Resource Roundup: Portfolio Visualizer

So this post is about Portfolio Visualizer.  This site is going to be of more interest to the efficient markets adherent/quantitative types among us.  I think, however, it has a lot of interest and valuable tools even if you’re a Warren Buffett wannabe stock picker.

Portfolio Visualizer has six different areas of tools:  Portfolio Backtesting, Factor Analysis, Asset Correlations, Monte Carlo Simulation, Portfolio Optimization, and Timing Models.

The Portfolio Backtesting tool is really neat.  You can set up allocations to various asset classes and compare how they have done throughout history.  There are some limited data sets, so make sure to pay attention, as the result screen will tell you if the data has been truncated (it runs from 1972 for a lot of assets).  Here’s a spoiler, U.S. stocks have smoked pretty much everything else, but as you can see from the charts generated as part of the output, most of the recent outperformance (versus value stocks and foreign stocks for example) is due to the recent bull gallop.  I personally think that is likely to revert to the prior experience, but who really knows.

As another example of this cool feature, you can look back see what happened to 10 year treasuries during the stagflation of the 70s and early 80s.  Interestingly to me, the nominal returns for 10 year notes weren’t all that bad.  1987 posted a (2.87%) loss which was about the worst figure.  I think the real injuries to capital were due to after inflation (“real”) returns.  The nominal returns in 1994, 1999 and 2009 were all worse than this historically bad period for bonds.  So lots of neat features and you can reassure yourself that value stocks used to crush the market and maybe remind yourself to think in real terms rather than nominal.

Moving on, the second feature I wanted to highlight is the Factor Analysis option.  So this offers a number of choices to examine statistical regressions with “factors” identified by academics (and practitioners) as being relevant to explaining historical performance of securities (for example, was your stock very exposed to the old Fama-French value factor of low price-to-book).

Some examples of factors are Value, Momentum, Quality, and Size.  You can see the factor regressions, which basically attempts to explain to what past performance may be attributable.  You can choose to use the Fama-French data set (and the number of factors to regress against), or AQR data/factors (such as the quality factor).

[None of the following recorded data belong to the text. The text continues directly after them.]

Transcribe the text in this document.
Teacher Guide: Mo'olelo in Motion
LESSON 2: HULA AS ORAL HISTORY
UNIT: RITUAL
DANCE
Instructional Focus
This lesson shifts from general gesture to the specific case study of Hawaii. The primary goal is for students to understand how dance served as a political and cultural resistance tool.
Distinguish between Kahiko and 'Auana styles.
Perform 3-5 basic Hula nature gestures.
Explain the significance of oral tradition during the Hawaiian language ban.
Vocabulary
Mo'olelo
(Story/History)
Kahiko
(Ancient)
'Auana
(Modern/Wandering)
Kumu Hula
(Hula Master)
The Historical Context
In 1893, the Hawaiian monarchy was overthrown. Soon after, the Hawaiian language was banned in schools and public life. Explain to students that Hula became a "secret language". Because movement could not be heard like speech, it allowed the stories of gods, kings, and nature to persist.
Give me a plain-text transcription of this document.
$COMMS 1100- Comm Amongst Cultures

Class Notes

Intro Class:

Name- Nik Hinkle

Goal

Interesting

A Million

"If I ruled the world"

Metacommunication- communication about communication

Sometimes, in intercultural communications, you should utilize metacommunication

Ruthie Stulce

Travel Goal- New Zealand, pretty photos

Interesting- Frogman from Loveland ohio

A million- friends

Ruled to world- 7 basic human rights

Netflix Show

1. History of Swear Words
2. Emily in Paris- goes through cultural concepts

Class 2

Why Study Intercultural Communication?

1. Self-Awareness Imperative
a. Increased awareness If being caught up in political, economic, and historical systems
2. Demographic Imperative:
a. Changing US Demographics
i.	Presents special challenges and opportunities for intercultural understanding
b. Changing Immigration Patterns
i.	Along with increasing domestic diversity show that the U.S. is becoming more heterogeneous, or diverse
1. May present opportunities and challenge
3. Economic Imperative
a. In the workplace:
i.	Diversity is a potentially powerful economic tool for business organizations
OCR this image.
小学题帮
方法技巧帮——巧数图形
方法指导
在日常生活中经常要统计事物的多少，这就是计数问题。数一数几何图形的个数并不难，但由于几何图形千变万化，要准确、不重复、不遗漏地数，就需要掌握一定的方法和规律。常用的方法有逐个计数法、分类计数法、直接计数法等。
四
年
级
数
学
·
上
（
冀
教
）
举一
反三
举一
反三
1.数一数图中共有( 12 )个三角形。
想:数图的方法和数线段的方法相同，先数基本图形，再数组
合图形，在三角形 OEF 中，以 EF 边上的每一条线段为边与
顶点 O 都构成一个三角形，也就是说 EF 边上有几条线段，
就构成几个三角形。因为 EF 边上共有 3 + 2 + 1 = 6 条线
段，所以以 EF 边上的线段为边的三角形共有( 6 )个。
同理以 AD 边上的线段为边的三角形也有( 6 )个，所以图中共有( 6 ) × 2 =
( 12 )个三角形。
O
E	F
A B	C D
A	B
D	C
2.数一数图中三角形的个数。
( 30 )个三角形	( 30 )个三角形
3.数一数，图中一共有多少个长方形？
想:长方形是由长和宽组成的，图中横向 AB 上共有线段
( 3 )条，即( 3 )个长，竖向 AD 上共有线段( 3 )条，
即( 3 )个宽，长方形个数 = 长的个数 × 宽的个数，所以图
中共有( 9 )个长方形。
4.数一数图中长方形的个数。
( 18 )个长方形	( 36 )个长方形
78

A discussion of all of the factors, the various ways one can attempt to measure them, and their validity goes beyond the scope of this post, but if you are uninitiated and curious, I recommend checking out AQR.com, MebFaber.com, and AlphaArchitect.com.

For our purposes, you can enter any equity mutual fund or ETF (at least US funds that I’ve tried ) and see what the regression tells you about the historical exposure to the various factors (and the overall market or “beta”).  For example, did VBR or IWD offer more value exposure (and over what periods)?  Is MOAT, QUAL, or VIG more exposed to the AQR quality factor?  Anyways, it is pretty neat.

The Asset Correlation tool, is pretty much what the name says.  You can enter various assets (as represented by funds) and see what the correlations have looked like in the past.  For example, you can see that EDV (an extended duration treasury ETF from Vanguard) has had a more strongly negative correlation with VTI (total stock market) than AGG.  So maybe you want to use EDV rather than AGG, and allocate more to stocks for the same portfolio volatility.  I think if the data went back far enough, however, you could also see that correlations between bonds and stocks were positive during some periods, so maybe that is not a foolproof idea.

There is also a Monte Carlo Simulation (basically statistical techinque that relies on computational algorithms to model outcomes…hey, what do you want? I’m a lawyer not a mathlete).  Thanks to @Ritholz‘s MIB podcast, I do know that Bill Sharpe doesn’t like that term.  There is also a tool to model the efficient frontier for assets under the CAPM and some other stuff that I have never used.  If Harry Markowitz is going to be allocating based on Puerto Rico rebuilding, I think I will ignore that stuff (see Barron’s, The Father of Portfolio Theory Bets on Rebuilding ($)).

I do, however, think the “Timing Models” section will hold some fascination for many among us.  You can look at what a trend-following strategy using a simple moving average in various asset classes has done over time.  I have some of my portfolio allocated to a strategy based on that technique (with some tweaks made for valuation).  Meb Faber and Alpha Architect have written a lot about trend following in equities.

Another interesting timing model that you can play with in this tool uses valuations.  It has historically performed quite well.  It basically allocates only  40% to stocks when the Shiller CAPE is 22 or above, 60% to stocks when the CAPE is between 14 – 21, and 80% to stocks when the CAPE is below 14 (the remainder during all periods is allocated to bonds).  This strategy is pretty neat and has done well over time, outperforming a traditional 60-40 portfolio with lower volatility and drawdowns since 1985.  You can also play around with the Dual Momentum timing model and a few others.

To sum up, this is a really fantastic resource that has a number of useful free features. I even understand you can use it to run some bespoke backtesting of your own strategies for a fee.  I encourage you to check it out!